7.07.2009

Learning patience, again.

Today was one of those days where I just focused on not losing my mind or my temper. I could tell from the get go that the boys were being particularly cranky, so I knew it would take real focus to avoid a downward spiral. I didn't accomplish anything today. One load of laundry, and one pan of scrambled eggs. That's all. Oh, and I swept the kitchen but that only came about because Taylor broke a glass.

But in all honesty, I feel okay about today. I achieved my goal of a day without major incident. No horrible melt downs (from me or the boys), no stress headaches, no temper flare-ups. My boys did escape over to the neighbors yard today. Taylor was wearing not a thing, Jack in just undies, and Noah at least still had his jammie shirt on over his diaper. They were only outside for a minute, but still...humiliating.

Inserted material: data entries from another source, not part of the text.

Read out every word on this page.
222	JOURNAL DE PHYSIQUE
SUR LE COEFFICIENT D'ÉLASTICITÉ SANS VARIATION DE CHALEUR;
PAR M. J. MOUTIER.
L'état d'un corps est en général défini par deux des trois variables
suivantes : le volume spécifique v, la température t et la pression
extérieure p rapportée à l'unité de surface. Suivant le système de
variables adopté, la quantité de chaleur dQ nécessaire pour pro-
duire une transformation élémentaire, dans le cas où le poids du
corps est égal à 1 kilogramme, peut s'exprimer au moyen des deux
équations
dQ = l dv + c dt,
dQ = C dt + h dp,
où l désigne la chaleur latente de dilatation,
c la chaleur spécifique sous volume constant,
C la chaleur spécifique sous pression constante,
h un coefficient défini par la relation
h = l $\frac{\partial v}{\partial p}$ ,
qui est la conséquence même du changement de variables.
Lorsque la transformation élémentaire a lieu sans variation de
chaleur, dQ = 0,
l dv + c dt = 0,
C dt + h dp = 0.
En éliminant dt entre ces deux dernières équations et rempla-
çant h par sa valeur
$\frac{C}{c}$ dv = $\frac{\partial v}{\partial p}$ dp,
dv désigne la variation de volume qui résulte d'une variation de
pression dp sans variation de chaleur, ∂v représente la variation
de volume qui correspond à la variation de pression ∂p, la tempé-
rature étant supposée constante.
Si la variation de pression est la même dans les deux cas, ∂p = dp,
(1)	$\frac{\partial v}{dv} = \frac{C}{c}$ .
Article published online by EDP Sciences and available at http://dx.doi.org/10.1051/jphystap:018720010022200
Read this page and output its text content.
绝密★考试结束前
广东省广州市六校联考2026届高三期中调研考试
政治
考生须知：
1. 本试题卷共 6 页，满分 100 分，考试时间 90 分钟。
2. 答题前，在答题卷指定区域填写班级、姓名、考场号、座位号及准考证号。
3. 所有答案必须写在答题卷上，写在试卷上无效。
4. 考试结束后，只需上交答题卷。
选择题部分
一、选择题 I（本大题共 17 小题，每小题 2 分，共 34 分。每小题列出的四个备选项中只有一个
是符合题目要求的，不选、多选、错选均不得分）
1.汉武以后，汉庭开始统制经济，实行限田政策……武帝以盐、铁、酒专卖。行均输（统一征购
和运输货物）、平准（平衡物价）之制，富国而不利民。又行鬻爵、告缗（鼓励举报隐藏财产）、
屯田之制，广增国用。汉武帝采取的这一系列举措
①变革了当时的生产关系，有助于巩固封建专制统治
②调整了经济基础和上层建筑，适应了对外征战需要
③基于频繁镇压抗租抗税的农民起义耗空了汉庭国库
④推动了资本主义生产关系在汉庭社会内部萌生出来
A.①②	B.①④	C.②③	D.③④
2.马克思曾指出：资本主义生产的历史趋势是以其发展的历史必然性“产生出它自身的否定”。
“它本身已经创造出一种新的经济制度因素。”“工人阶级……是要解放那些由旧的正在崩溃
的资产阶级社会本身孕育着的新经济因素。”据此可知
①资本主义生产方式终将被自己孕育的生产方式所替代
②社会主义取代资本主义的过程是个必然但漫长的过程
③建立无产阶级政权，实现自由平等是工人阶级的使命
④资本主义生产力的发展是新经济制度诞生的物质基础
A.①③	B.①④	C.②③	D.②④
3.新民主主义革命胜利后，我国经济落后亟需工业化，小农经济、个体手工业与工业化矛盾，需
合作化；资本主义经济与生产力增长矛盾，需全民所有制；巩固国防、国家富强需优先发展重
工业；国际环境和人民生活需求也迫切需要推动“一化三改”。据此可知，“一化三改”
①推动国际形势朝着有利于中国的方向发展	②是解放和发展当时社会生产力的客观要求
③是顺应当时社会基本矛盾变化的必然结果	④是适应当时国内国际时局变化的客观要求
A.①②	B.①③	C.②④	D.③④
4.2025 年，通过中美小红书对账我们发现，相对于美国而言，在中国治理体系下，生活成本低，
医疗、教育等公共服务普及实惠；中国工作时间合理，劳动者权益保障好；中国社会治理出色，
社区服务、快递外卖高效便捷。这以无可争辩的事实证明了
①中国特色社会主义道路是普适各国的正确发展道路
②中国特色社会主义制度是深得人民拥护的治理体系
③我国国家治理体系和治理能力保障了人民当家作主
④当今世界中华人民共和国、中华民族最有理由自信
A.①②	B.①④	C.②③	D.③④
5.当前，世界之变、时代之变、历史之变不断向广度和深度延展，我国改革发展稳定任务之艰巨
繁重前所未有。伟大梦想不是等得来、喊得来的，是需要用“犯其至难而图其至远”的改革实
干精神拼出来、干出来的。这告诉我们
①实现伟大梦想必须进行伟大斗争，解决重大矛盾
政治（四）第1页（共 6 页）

Anyway. I feel like I'm learning a new kind of patience. I have to remind myself to be still and just let it be. Like when we go to the park and Jack walks slowly or we need to stop again and again to keep everyone happy. I have to just remind myself that we will get there and not worry about pace. Or on days like today when there is much to be done around the house. I have to teach myself to let it go for the sake of maintaining a peaceful attitude in the home. Focus instead on the immediate needs of the kids, on making today as happy as possible for them, on responding well each moment. Laughing instead of crying, breathing instead of exploding. This is a hard lesson, but I need it.